Virtual Reality was once the dream of science fiction, but so once were computers, the internet, and smartphones. Engaging, augmented reality is quickly becoming a part of daily life. However, there is still much to learn and discover, and a Limestone College professor and his students are peeling back the layers as they pave the way toward the future.
At the National Conference of the Popular Culture Association/American Culture Association last month in Indianapolis, Dr. Randy D. Nichols, Chair of Limestone’s Department of Communication and Interdisciplinary Studies, presented a demonstration and workshop on how his Communication students have been engaging the emerging meta-medium of Virtual Reality. He also made the presentation in April at the College’s Faculty Recognition Session during National Library Week at the A.J. Eastwood Library.
Nichols’ students have been working to discover rules and grammars, develop new media literacies, and negotiate collaborative design through their work together in a Virtual Reality compositional space.
Describing the theory behind the project, Nichols explained, “In Understanding Media, McLuhan writes, ‘The content of the press is literary statement, as the content of the book is speech, and the content of the movie is the novel.’ Therefore, we, who practice in the area of digital communication, build new media literacies by remediating old media literacies. But what happens when we meet a medium that capable of containing several previous media as content? One such meta-medium is Virtual Reality.”
Limestone students in Nichols’ Digital Literacies class collaborated to augment a three dimensional Virtual Reality site with remediated “layers” of old media (text, video, photos, etc.) as informational engagement for visitors to the virtual reality environment. To situate the students’ discoveries made during this engagement, Nichols used written reflections, coding examples, and video interviews from his students. Workshop participants at both sites were able to engage the students’ work on web browsers, by viewing code for the interface, and by wearing VR headsets.

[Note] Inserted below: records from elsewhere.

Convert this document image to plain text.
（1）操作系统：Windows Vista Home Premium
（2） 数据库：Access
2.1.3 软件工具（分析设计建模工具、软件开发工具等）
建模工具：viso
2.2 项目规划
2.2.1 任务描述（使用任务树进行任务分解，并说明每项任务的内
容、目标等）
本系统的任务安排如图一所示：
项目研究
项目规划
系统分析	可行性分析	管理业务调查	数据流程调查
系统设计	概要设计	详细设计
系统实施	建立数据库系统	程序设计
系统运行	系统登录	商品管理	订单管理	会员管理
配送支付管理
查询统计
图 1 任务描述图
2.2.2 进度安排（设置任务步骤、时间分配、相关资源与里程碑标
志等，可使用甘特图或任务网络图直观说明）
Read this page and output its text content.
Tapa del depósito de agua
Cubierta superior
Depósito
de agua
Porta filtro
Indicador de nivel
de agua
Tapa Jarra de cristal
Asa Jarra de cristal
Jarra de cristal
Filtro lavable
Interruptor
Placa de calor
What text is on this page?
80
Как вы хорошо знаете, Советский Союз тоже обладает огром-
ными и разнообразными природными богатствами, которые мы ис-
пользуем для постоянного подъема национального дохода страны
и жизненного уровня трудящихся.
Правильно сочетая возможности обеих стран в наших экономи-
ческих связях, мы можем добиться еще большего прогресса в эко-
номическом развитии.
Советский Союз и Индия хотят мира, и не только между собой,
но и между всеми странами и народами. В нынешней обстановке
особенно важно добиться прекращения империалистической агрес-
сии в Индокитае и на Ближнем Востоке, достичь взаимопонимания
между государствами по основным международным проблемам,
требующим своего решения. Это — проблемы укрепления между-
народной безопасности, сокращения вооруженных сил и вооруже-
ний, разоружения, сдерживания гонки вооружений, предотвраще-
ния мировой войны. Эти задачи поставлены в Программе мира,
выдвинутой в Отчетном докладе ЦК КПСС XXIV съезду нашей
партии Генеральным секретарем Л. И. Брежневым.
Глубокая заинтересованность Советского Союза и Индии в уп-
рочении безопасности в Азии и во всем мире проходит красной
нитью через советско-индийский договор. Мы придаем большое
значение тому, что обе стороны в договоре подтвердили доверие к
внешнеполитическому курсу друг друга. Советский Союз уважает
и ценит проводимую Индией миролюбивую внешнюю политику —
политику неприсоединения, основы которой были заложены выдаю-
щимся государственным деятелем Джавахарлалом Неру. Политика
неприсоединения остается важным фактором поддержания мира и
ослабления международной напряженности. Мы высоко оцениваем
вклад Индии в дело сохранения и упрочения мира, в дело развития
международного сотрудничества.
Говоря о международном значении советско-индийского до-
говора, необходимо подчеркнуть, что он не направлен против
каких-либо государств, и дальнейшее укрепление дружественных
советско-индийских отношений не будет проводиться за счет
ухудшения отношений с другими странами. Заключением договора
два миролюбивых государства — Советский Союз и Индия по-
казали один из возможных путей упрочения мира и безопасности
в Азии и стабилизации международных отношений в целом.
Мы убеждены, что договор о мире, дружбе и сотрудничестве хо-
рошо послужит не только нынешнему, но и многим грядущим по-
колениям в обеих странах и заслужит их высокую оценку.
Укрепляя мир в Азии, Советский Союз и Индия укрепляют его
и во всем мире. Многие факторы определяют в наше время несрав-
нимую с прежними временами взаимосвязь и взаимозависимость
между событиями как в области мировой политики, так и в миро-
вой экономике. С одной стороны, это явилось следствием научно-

The presentation, entitled “VR as Meta-Medium Workshop: A Collaborative Compositional 3D Project,” explored how students discover rules and grammars, develop new media literacies, and negotiate collaborative composition by working together in a Virtual Reality compositional space.
"It's not enough to master the skills of a particular medium,” Nichols explained. “Students must learn to discover and invent rules and grammars and skills for new media, so they can work in whatever media the future may bring. The brave new digital world of communications does not care how you used to do it. It demands that you invent new communication practices for the ever-changing communications landscape.”
Nichols is a longtime member of the Communication and Digital Culture Area of the Popular Culture Association, and has contributed to conferences and publications for the National Council of Teachers of English, the Association for Teachers of Technical Writing, and the Conference on College Composition and Communication.
In addition to Digital Literacies, Nichols teaches Critical Thinking and Narratives Across Media at Limestone. He shares several of his resources with educators and communicators on his website at RhetoricSoup.com.